On a monthly basis, however, sales were down 3.3%, with much of the weakness occurring toward the end of the month, coinciding with rising uncertainty over tariffs.

"The standout trends to begin the year were a big jump in new supply at an uncommon time of year, as well as a weakening in sales which only showed up around the last week of January," said CREA senior economist Shaun Cathcart. "The timing of that change in demand leaves little doubt as to the cause – uncertainty around tariffs."

The national average selling price increased 1.1% year-over-year to $670,064. Meanwhile, the MLS Home Price Index, which adjusts for seasonal factors and differences in property types, was up 0.7% year-over-year.

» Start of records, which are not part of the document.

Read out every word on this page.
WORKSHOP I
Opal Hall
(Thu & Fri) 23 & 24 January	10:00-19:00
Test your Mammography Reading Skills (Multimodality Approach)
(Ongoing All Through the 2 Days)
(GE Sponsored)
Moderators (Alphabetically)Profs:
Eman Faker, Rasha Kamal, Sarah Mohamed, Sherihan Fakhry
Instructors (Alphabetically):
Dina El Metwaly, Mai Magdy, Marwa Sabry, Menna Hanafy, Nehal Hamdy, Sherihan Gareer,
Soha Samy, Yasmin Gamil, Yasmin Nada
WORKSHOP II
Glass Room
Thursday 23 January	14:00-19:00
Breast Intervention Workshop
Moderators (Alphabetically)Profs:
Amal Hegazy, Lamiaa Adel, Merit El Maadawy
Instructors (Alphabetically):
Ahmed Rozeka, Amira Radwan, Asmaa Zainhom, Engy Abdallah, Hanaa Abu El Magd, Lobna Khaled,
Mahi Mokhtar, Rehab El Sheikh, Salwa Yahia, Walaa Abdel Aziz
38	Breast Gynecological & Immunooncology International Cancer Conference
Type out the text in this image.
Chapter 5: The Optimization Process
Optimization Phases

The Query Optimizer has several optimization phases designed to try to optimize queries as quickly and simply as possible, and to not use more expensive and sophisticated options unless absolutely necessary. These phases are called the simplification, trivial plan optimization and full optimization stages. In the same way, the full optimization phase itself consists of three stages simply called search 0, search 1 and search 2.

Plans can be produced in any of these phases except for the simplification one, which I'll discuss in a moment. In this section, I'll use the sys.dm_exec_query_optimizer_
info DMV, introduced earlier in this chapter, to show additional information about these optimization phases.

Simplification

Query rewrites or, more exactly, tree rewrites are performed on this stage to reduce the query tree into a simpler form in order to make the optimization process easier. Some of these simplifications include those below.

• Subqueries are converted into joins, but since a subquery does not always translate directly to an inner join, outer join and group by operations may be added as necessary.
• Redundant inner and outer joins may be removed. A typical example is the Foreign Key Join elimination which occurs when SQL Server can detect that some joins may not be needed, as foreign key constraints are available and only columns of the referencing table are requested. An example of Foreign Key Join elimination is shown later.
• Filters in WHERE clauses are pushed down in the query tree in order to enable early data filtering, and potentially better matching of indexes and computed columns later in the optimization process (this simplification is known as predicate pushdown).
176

CREA reported that new listings jumped 11% month-over-month. As a result, CREA’s months of inventory measure rose to 4.2 from 3.9 in December.

"The big takeaway here is that sales seem to be stabilizing across much of the country alongside lower borrowing costs," noted BMO's Robert Kavcic.

"However, supply conditions are starting to vary noticeably," he added. "The weakest markets are now those that previously saw a large concentration of investors, typically for new condos, where completions are coming to market in a much softer environment."

CREA noted that while it expects a more active spring for Canada’s housing market, it cautioned that the threat of a trade war with the U.S. "is a major dark cloud" on the horizon.